A UK sexual health charity has launched a new campaign aiming to increase testing among black gay men.
The campaign, called ‘Me. Him. Us.‘, from GMFA has been developed entirely by gay and bisexual men of color.
Ian Howley, the Chief Executive of HERO – Health Equality and Rights Organisation, the parent organization of GMFA, says:
‘One of the issues that kept on coming up was the lack of representation. Especially in mass media health promotion campaigns.’
But in this new campaign – from the concept to the models and design – people of color made it ‘at a grassroots level.’
Marc Thompson is the Co-Editor of BlackoutUK and is an advisor on the campaign.
He believes that although most of the health professionals don’t like to admit it, reflecting diverse audiences can be challenging for them. And that’s why you see less representation of black people in these style of campaigns:
‘It’s difficult, especially if you don’t come from those communities or understand how to reach us effectively. There is a lack of visibility of black, Asian and other ethnic minority communities in sexual health promotion. And it is having an impact on their sexual health and risk-taking. Which ultimately plays a role in the disproportionate rates of HIV infection in this population.’
Thompson says the beautiful imagery showing black men being loving, caring and compassionate with each other will make a huge difference:
‘It reflects the community as it really is.

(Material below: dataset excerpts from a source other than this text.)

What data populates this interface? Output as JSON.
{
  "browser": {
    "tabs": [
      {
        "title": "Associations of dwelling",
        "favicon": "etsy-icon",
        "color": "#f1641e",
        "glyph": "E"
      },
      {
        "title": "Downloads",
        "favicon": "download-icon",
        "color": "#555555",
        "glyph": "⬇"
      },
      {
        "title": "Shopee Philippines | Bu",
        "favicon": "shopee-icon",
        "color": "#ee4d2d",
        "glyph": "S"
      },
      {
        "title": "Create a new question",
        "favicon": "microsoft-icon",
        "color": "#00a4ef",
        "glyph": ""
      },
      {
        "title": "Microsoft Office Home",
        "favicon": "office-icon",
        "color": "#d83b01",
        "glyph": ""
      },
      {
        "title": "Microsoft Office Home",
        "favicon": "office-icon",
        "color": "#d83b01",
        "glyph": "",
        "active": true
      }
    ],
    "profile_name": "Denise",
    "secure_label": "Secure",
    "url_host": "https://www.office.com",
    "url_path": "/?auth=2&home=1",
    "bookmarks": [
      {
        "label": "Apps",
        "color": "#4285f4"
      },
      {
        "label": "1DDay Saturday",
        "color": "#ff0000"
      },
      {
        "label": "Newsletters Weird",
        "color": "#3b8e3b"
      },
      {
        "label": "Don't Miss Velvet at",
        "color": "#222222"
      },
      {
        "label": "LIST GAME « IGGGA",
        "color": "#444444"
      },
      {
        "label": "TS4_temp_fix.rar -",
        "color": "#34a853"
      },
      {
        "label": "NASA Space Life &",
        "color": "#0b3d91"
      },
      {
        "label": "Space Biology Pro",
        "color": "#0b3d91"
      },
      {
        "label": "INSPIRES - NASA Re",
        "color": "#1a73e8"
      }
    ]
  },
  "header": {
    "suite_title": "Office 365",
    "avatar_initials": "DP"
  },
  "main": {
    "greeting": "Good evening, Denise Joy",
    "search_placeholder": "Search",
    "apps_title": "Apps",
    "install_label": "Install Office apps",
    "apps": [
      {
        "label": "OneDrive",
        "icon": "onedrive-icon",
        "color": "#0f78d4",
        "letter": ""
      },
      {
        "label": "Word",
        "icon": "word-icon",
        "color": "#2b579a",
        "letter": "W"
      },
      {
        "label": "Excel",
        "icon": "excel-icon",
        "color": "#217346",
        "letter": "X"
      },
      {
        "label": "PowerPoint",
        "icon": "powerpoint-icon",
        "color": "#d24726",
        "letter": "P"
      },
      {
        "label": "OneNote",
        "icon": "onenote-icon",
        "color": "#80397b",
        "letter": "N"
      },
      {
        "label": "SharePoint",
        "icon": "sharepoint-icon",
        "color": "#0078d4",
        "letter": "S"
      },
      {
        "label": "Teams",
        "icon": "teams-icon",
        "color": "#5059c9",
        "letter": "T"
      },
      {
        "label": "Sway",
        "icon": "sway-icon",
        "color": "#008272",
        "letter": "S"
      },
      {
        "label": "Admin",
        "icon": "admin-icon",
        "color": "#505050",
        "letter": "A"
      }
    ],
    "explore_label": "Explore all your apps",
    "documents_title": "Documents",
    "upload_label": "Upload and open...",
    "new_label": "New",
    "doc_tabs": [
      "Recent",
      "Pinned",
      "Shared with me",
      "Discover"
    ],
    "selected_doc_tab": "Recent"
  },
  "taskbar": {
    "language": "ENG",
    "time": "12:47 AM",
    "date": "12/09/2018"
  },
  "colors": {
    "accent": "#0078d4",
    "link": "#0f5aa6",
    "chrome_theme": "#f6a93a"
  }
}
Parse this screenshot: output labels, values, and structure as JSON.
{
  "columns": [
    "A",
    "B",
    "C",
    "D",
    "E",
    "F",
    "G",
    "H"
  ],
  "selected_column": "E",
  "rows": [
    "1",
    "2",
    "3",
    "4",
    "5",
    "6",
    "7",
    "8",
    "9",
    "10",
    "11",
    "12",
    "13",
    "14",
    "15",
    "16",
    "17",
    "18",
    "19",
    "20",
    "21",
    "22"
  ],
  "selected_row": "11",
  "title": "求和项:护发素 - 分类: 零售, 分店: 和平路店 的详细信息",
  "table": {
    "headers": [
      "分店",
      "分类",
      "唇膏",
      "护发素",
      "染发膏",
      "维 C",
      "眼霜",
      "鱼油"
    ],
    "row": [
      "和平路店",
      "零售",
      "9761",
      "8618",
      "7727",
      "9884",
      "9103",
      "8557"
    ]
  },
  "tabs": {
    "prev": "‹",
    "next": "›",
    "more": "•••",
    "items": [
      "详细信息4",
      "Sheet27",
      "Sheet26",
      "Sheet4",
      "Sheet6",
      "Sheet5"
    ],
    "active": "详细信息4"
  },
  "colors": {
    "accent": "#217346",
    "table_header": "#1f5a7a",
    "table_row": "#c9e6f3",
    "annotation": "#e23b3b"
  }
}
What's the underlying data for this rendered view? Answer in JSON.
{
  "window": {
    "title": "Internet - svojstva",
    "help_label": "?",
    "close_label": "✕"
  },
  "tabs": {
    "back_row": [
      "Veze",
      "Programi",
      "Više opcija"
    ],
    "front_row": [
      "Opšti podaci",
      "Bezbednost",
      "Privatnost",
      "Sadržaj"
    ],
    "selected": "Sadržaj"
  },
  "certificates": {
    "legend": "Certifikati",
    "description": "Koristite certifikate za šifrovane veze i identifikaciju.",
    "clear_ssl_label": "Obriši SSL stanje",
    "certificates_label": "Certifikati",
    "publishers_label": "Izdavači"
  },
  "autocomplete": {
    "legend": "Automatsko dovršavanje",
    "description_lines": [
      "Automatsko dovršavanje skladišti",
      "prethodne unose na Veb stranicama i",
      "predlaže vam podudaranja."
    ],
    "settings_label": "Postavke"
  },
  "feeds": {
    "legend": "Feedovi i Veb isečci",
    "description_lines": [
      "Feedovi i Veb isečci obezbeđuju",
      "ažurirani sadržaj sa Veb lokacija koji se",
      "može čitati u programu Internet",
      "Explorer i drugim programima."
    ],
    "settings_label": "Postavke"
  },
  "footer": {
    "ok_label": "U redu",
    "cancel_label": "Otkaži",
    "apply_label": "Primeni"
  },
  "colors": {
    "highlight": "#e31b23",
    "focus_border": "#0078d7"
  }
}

It’s what we need and it’s the work we deserve in our community. The work should represent us.’
The campaign hopes to inspire young people of color to get an HIV test
The main focus of the campaign is to drive up testing. But it also has another message, which Thompson says is much more important.
‘Young men from the diverse range of Black, Asian and other minority ethnic communities and young black gay men, in particular, will see themselves represented in a mass media sexual health campaign.’
Phil Samba, one of the models in the adverts, says he got involved due to this lack of representation:
‘As a black gay man, I personally do not feel accurately represented at all in media or the gay community. There is already a small amount of positive black male role models that steer away from stereotypes and there are even fewer that are gay.
‘Misrepresentation of black gay men is atrocious, showing them as either being aggressive or hypersexual. When I was younger I never saw anyone who was like me on TV. I think honest visibility and representation is so important for young black boys to feel comfortable in their sexuality, however they see fit.’
People of color gay and bisexual men are more likely to be diagnosed with HIV. Therefore, they are more likely to get a diagnosis at a much later stage.
And that’s why Howley, from the sexual health charity, is urging all gay and bi men to get tests for HIV and STIs frequently.
‘At HERO we recommend that all sexually active men are tested for HIV every six months. Early diagnosis of HIV infection enables better treatment for you and reduces the risk of transmitting the infection to others. ‘
Posters will appear on high streets in South London, LGBT+ venues across the capital and on social media.